Le fait est qu’il y a certainement des personnes qui s’enrichissent avec cette activité et qui leur procure des revenus colossaux. «Comme la drogue en Amérique Latine, il y a des risques de voir le phénomène alimenter un système de corruption dans tout le corps social, depuis les autorités administratifs locales jusqu’aux hommes politiques, pour mieux s’épanouir.
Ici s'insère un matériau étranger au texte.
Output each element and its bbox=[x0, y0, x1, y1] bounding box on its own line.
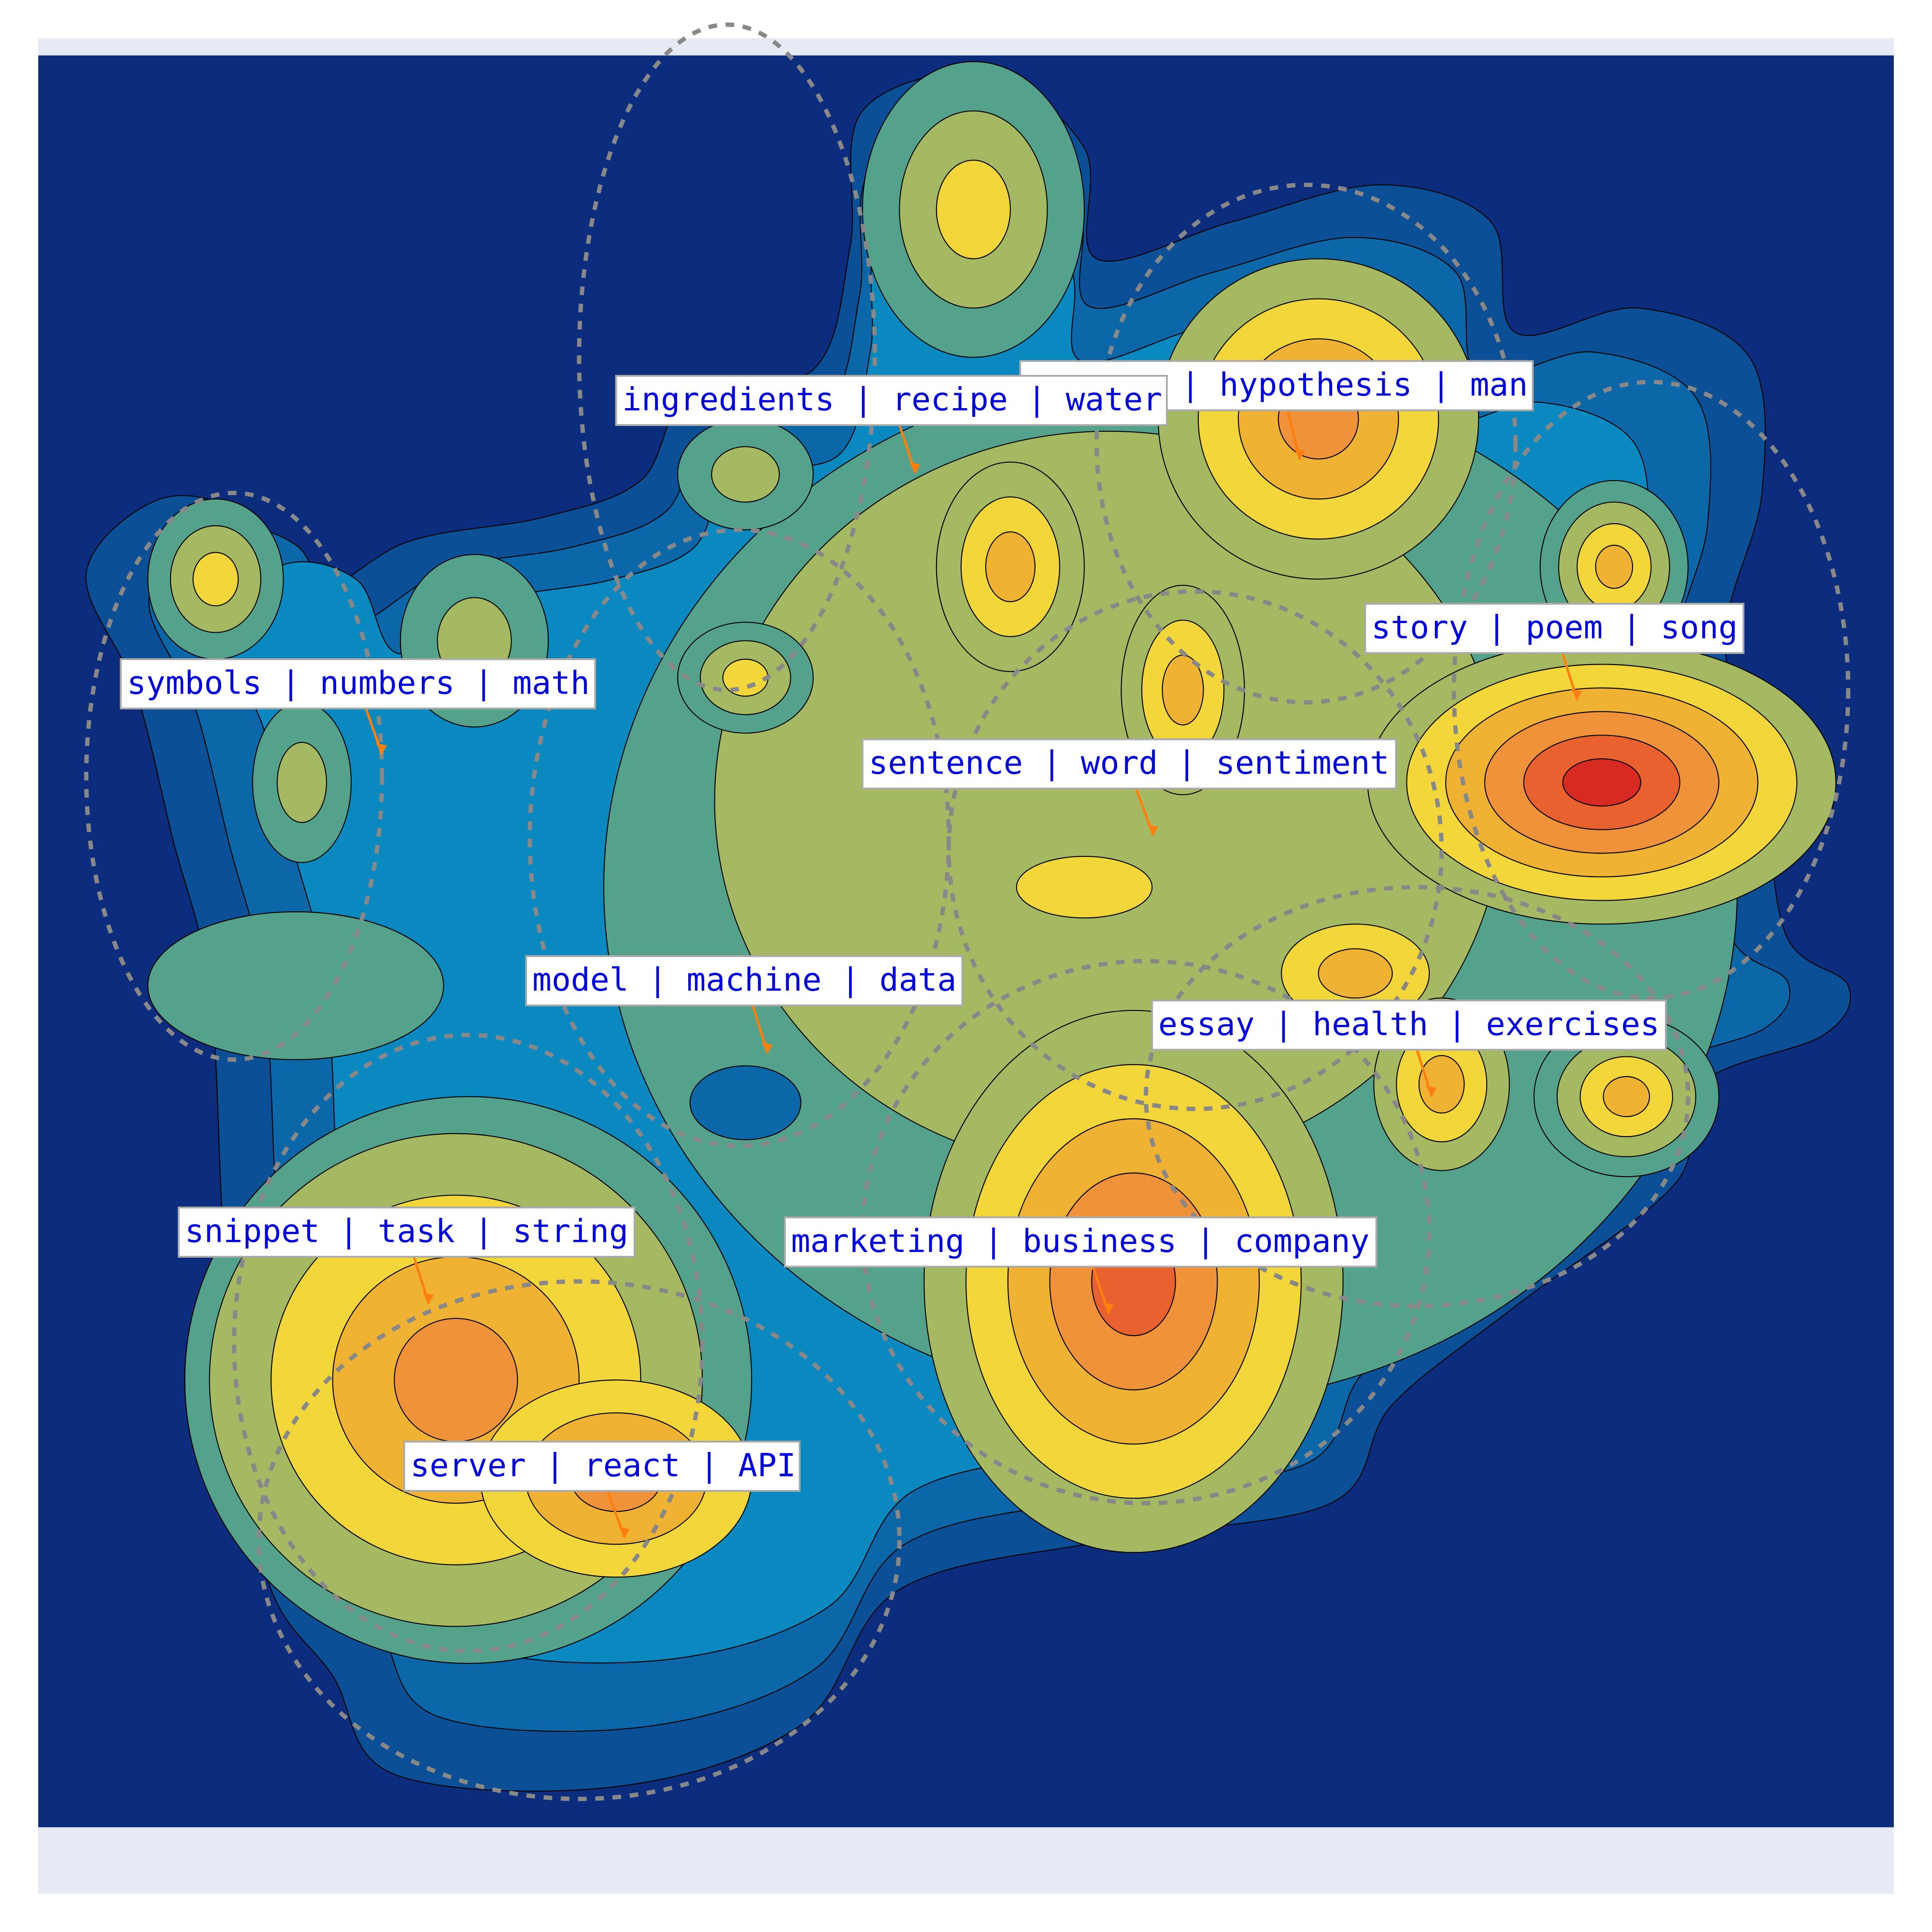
topic-label: server | react | API bbox=[410, 1446, 796, 1484]
topic-label: ingredients | recipe | water bbox=[622, 381, 1162, 418]
topic-label: model | machine | data bbox=[532, 961, 956, 998]
cluster-outline bbox=[946, 589, 1444, 1111]
contour bbox=[711, 446, 780, 503]
contour bbox=[1595, 544, 1634, 589]
contour bbox=[1418, 1055, 1465, 1114]
arrow-head bbox=[618, 1526, 630, 1538]
topic-label: marketing | business | company bbox=[791, 1222, 1370, 1260]
arrow-head bbox=[1103, 1302, 1114, 1314]
contour bbox=[1318, 948, 1393, 999]
contour bbox=[1016, 855, 1153, 919]
topic-label: snippet | task | string bbox=[185, 1212, 628, 1250]
label-box bbox=[615, 375, 1168, 426]
topic-label: symbols | numbers | math bbox=[127, 664, 590, 701]
contour bbox=[147, 911, 444, 1060]
arrow-head bbox=[423, 1293, 434, 1304]
label-box bbox=[784, 1216, 1378, 1268]
label-box bbox=[525, 955, 964, 1007]
label-box bbox=[861, 738, 1397, 790]
contour bbox=[394, 1318, 518, 1442]
arrow-head bbox=[1293, 448, 1305, 460]
label-box bbox=[1364, 603, 1745, 654]
topic-label: story | poem | song bbox=[1371, 609, 1738, 646]
cluster-outline bbox=[527, 527, 951, 1148]
cluster-outline bbox=[1451, 380, 1850, 1000]
label-box bbox=[403, 1440, 801, 1492]
contour bbox=[722, 658, 769, 697]
cluster-outline bbox=[256, 1279, 902, 1801]
cluster-outlines bbox=[84, 22, 1850, 1801]
arrow-head bbox=[1425, 1085, 1437, 1097]
contour bbox=[689, 1065, 802, 1140]
topic-labels: | hypothesis | man ingredients | recipe |… bbox=[120, 360, 1745, 1538]
arrow-head bbox=[1571, 689, 1582, 700]
cluster-outline bbox=[577, 22, 877, 693]
contour bbox=[192, 552, 239, 607]
contour bbox=[1603, 1076, 1650, 1117]
contour bbox=[276, 741, 327, 823]
cluster-outline bbox=[232, 1033, 705, 1653]
arrow-head bbox=[909, 462, 921, 473]
contour bbox=[936, 159, 1011, 259]
cluster-outline bbox=[1094, 183, 1518, 705]
label-box bbox=[177, 1207, 636, 1258]
topic-label: | hypothesis | man bbox=[1181, 366, 1528, 403]
arrow-head bbox=[761, 1042, 773, 1054]
arrow-head bbox=[376, 743, 387, 754]
label-box bbox=[1151, 999, 1667, 1051]
contour bbox=[985, 531, 1036, 602]
topic-label: sentence | word | sentiment bbox=[868, 744, 1389, 781]
topic-label: essay | health | exercises bbox=[1158, 1005, 1660, 1043]
arrow-head bbox=[1147, 824, 1158, 836]
contour bbox=[1562, 758, 1642, 807]
label-box bbox=[120, 658, 597, 710]
cluster-outline bbox=[84, 490, 384, 1062]
cluster-outline bbox=[1143, 885, 1690, 1308]
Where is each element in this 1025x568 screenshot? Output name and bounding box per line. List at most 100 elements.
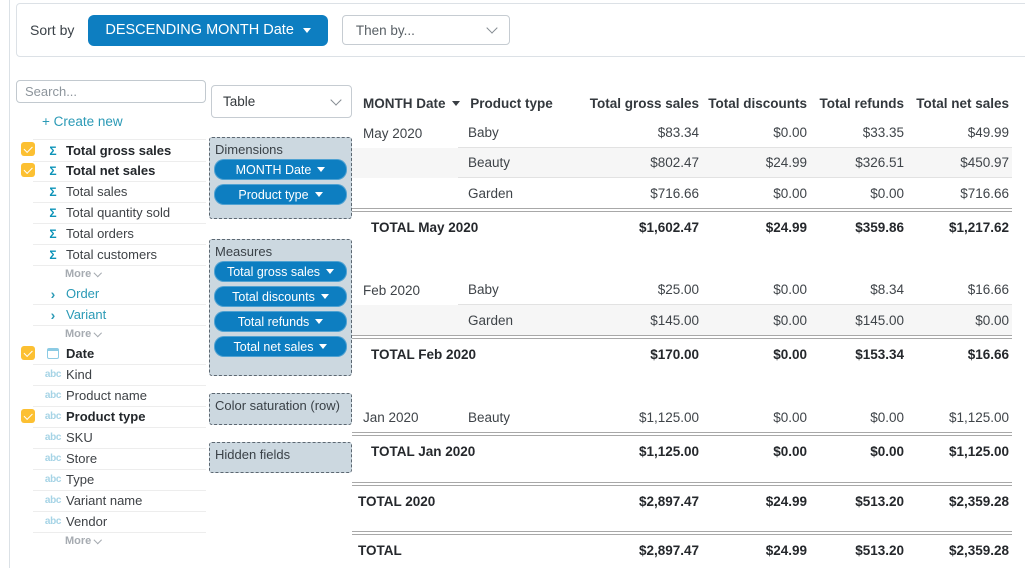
cell-value: $145.00 bbox=[565, 305, 702, 335]
zone-measures[interactable]: MeasuresTotal gross sales Total discounts… bbox=[209, 239, 352, 376]
checked-checkbox[interactable] bbox=[21, 409, 35, 423]
sort-primary-label: DESCENDING MONTH Date bbox=[105, 22, 294, 38]
zone-hidden-fields[interactable]: Hidden fields bbox=[209, 442, 352, 473]
sigma-icon: Σ bbox=[44, 164, 62, 178]
group-item-variant[interactable]: ›Variant bbox=[16, 304, 206, 325]
search-input[interactable] bbox=[16, 80, 206, 103]
field-item-date[interactable]: Date bbox=[16, 343, 206, 364]
chevron-down-icon bbox=[94, 329, 102, 337]
pill-month-date[interactable]: MONTH Date bbox=[214, 159, 347, 180]
abc-icon: abc bbox=[44, 474, 62, 485]
abc-icon: abc bbox=[44, 495, 62, 506]
field-label: Total gross sales bbox=[66, 143, 171, 158]
table-total-row: TOTAL Feb 2020$170.00$0.00$153.34$16.66 bbox=[352, 339, 1012, 369]
field-item-total-sales[interactable]: ΣTotal sales bbox=[16, 181, 206, 202]
cell-value: $2,897.47 bbox=[565, 535, 702, 565]
field-label: Order bbox=[66, 286, 99, 301]
more-link[interactable]: More bbox=[16, 265, 206, 283]
more-label: More bbox=[65, 268, 91, 280]
sort-bar: Sort by DESCENDING MONTH Date Then by... bbox=[16, 3, 1025, 57]
col-header-total-net-sales[interactable]: Total net sales bbox=[907, 88, 1012, 118]
col-header-total-gross-sales[interactable]: Total gross sales bbox=[565, 88, 702, 118]
cell-total-label: TOTAL bbox=[352, 535, 458, 565]
field-item-total-orders[interactable]: Σ Total orders bbox=[16, 223, 206, 244]
calendar-icon bbox=[47, 348, 59, 359]
sigma-icon: Σ bbox=[44, 206, 62, 220]
field-item-type[interactable]: abcType bbox=[16, 469, 206, 490]
create-new-link[interactable]: + Create new bbox=[42, 114, 206, 129]
cell-value: $1,125.00 bbox=[565, 402, 702, 432]
view-type-select[interactable]: Table bbox=[211, 85, 352, 118]
field-item-kind[interactable]: abcKind bbox=[16, 364, 206, 385]
field-label: Product type bbox=[66, 409, 145, 424]
col-header-month-date[interactable]: MONTH Date bbox=[352, 88, 458, 118]
col-header-total-discounts[interactable]: Total discounts bbox=[702, 88, 810, 118]
sigma-icon: Σ bbox=[44, 144, 62, 158]
cell-value: $1,217.62 bbox=[907, 212, 1012, 242]
pill-product-type[interactable]: Product type bbox=[214, 184, 347, 205]
cell-value: $1,125.00 bbox=[907, 402, 1012, 432]
pill-label: Total discounts bbox=[232, 290, 315, 304]
then-by-placeholder: Then by... bbox=[356, 23, 415, 38]
caret-down-icon bbox=[315, 319, 323, 324]
col-header-product-type[interactable]: Product type bbox=[458, 88, 565, 118]
view-type-value: Table bbox=[223, 94, 255, 109]
table-total-row: TOTAL May 2020$1,602.47$24.99$359.86$1,2… bbox=[352, 212, 1012, 242]
checked-checkbox[interactable] bbox=[21, 346, 35, 360]
cell-month: May 2020 bbox=[352, 118, 458, 148]
cell-value: $450.97 bbox=[907, 148, 1012, 178]
pill-label: Product type bbox=[238, 188, 308, 202]
field-item-total-gross-sales[interactable]: Σ Total gross sales bbox=[16, 139, 206, 160]
zone-title: Color saturation (row) bbox=[213, 395, 348, 415]
table-grand-total-row: TOTAL 2020$2,897.47$24.99$513.20$2,359.2… bbox=[352, 486, 1012, 516]
field-item-total-customers[interactable]: ΣTotal customers bbox=[16, 244, 206, 265]
caret-down-icon bbox=[326, 269, 334, 274]
field-item-variant-name[interactable]: abcVariant name bbox=[16, 490, 206, 511]
pill-total-refunds[interactable]: Total refunds bbox=[214, 311, 347, 332]
cell-value: $2,359.28 bbox=[907, 486, 1012, 516]
field-item-product-name[interactable]: abcProduct name bbox=[16, 385, 206, 406]
checked-checkbox[interactable] bbox=[21, 163, 35, 177]
cell-month bbox=[352, 305, 458, 335]
sigma-icon: Σ bbox=[44, 227, 62, 241]
pill-total-gross-sales[interactable]: Total gross sales bbox=[214, 261, 347, 282]
pill-total-discounts[interactable]: Total discounts bbox=[214, 286, 347, 307]
zone-title: Measures bbox=[213, 241, 348, 261]
field-item-total-quantity-sold[interactable]: ΣTotal quantity sold bbox=[16, 202, 206, 223]
field-item-total-net-sales[interactable]: ΣTotal net sales bbox=[16, 160, 206, 181]
cell-value: $0.00 bbox=[702, 436, 810, 466]
then-by-select[interactable]: Then by... bbox=[342, 15, 510, 45]
cell-value: $0.00 bbox=[702, 118, 810, 148]
sort-primary-button[interactable]: DESCENDING MONTH Date bbox=[88, 15, 328, 46]
zone-color-saturation-row[interactable]: Color saturation (row) bbox=[209, 393, 352, 425]
field-label: Total customers bbox=[66, 247, 157, 262]
cell-value: $145.00 bbox=[810, 305, 907, 335]
field-label: Kind bbox=[66, 367, 92, 382]
cell-month: Jan 2020 bbox=[352, 402, 458, 432]
field-item-vendor[interactable]: abcVendor bbox=[16, 511, 206, 532]
table-total-row: TOTAL Jan 2020$1,125.00$0.00$0.00$1,125.… bbox=[352, 436, 1012, 466]
checked-checkbox[interactable] bbox=[21, 142, 35, 156]
cell-value: $359.86 bbox=[810, 212, 907, 242]
zone-dimensions[interactable]: DimensionsMONTH DateProduct type bbox=[209, 137, 352, 219]
field-item-store[interactable]: abcStore bbox=[16, 448, 206, 469]
col-header-total-refunds[interactable]: Total refunds bbox=[810, 88, 907, 118]
caret-down-icon bbox=[315, 192, 323, 197]
fields-sidebar: + Create new Σ Total gross sales ΣTotal ne… bbox=[16, 80, 206, 550]
cell-value: $16.66 bbox=[907, 275, 1012, 305]
more-label: More bbox=[65, 535, 91, 547]
panel-divider bbox=[9, 0, 10, 568]
table-row: Feb 2020Baby$25.00$0.00$8.34$16.66 bbox=[352, 275, 1012, 305]
cell-month: Feb 2020 bbox=[352, 275, 458, 305]
field-item-sku[interactable]: abcSKU bbox=[16, 427, 206, 448]
pill-total-net-sales[interactable]: Total net sales bbox=[214, 336, 347, 357]
zones-container: DimensionsMONTH DateProduct typeMeasures… bbox=[209, 137, 352, 473]
more-link[interactable]: More bbox=[16, 532, 206, 550]
group-item-order[interactable]: ›Order bbox=[16, 283, 206, 304]
more-link[interactable]: More bbox=[16, 325, 206, 343]
field-label: Total orders bbox=[66, 226, 134, 241]
cell-total-label: TOTAL 2020 bbox=[352, 486, 458, 516]
cell-value: $716.66 bbox=[907, 178, 1012, 208]
field-item-product-type[interactable]: abcProduct type bbox=[16, 406, 206, 427]
abc-icon: abc bbox=[44, 453, 62, 464]
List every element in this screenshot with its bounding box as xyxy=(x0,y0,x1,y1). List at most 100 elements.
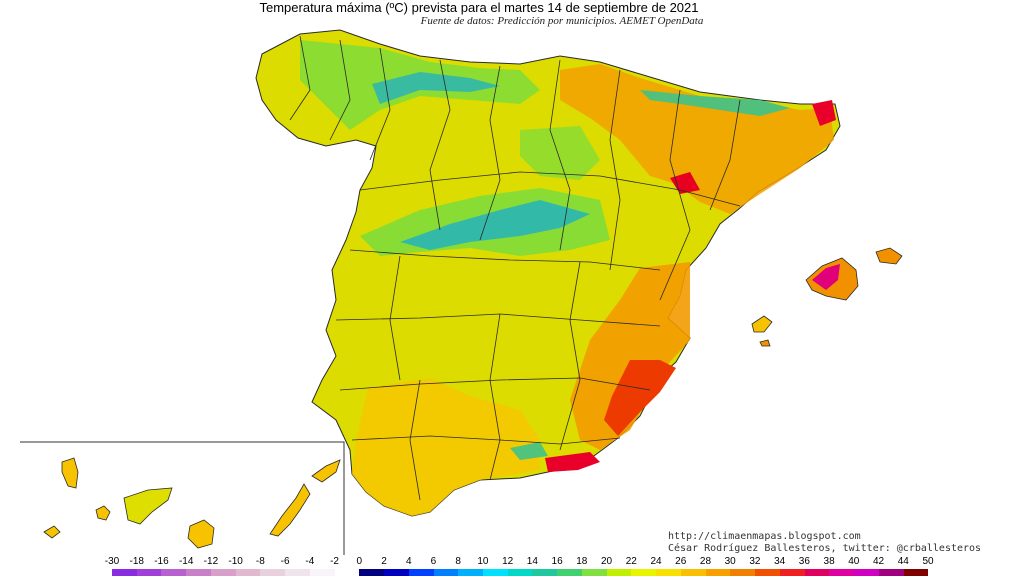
scale-tick-label: 0 xyxy=(356,556,363,567)
scale-swatch xyxy=(483,569,508,576)
province-borders xyxy=(289,35,741,501)
scale-tick-label: 28 xyxy=(699,556,712,567)
scale-swatch xyxy=(854,569,879,576)
scale-swatch xyxy=(705,569,731,576)
scale-tick-label: 6 xyxy=(430,556,437,567)
scale-swatch xyxy=(507,569,533,576)
cold-region-cantabrian-peaks xyxy=(372,72,500,104)
cool-region-pyrenees xyxy=(640,90,790,116)
inset-frame xyxy=(20,441,345,555)
scale-tick-label: 44 xyxy=(897,556,909,567)
scale-tick-label: 18 xyxy=(576,556,588,567)
color-scale-bar xyxy=(112,569,929,576)
hot-spot-murcia xyxy=(604,360,676,436)
scale-swatch xyxy=(581,569,607,576)
scale-tick-label: 38 xyxy=(823,556,835,567)
scale-tick-label: 26 xyxy=(675,556,687,567)
scale-tick-label: 14 xyxy=(526,556,538,567)
credits-url: http://climaenmapas.blogspot.com xyxy=(668,531,861,542)
scale-swatch xyxy=(136,569,162,576)
scale-swatch xyxy=(408,569,434,576)
scale-swatch xyxy=(779,569,805,576)
scale-tick-label: -4 xyxy=(305,556,315,567)
mainland-spain xyxy=(255,29,841,517)
cool-region-sierra-nevada xyxy=(510,442,548,460)
island-la-palma xyxy=(61,457,79,489)
hot-spot-zaragoza xyxy=(670,172,700,194)
scale-tick-label: -14 xyxy=(178,556,194,567)
hot-spot-girona xyxy=(812,100,836,126)
scale-tick-label: 2 xyxy=(381,556,387,567)
scale-swatch xyxy=(112,569,137,576)
scale-tick-label: -6 xyxy=(280,556,290,567)
credits: http://climaenmapas.blogspot.com César R… xyxy=(668,531,981,555)
scale-swatch xyxy=(606,569,632,576)
scale-swatch xyxy=(631,569,657,576)
island-lanzarote xyxy=(311,459,341,483)
warm-region-ebro xyxy=(560,64,834,214)
scale-swatch xyxy=(235,569,261,576)
scale-swatch xyxy=(829,569,855,576)
island-menorca xyxy=(875,247,903,265)
scale-tick-label: -18 xyxy=(129,556,144,567)
scale-tick-label: -12 xyxy=(203,556,219,567)
scale-tick-label: -10 xyxy=(228,556,243,567)
island-mallorca-hot xyxy=(812,264,840,290)
scale-tick-label: -2 xyxy=(330,556,339,567)
scale-tick-label: 42 xyxy=(872,556,885,567)
scale-tick-label: 16 xyxy=(551,556,563,567)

Il y a beaucoup d’argent qui circule dans ce secteur où des bandes armées sont entretenues. Il faut craindre le pire».
Le gouvernement ivoirien, lui, a décidé à nouveau sur tous les sites d’orpaillage sur son territoire, de privilégier la sensibilisation des populations sur les risques du phénomène et la formation d’artisans-miniers pour tenter de réguler l’orpaillage artisanal.
Des mesures volontaristes qui devraient avoir peu d’impact sur une activité clandestine réputée fort rémunératrice et dont dépendent des milliers de jeunes désœuvrés.
Cependant, la Côte d'Ivoire n'est pas la seule concernée, puisqu'au Sénégal également, le phénomène de trafid d'êtres humains est répandu dans la principale région aurifère du pays. Comme en témoigne la vidéo (ci-dessus) tournée à Kédougou.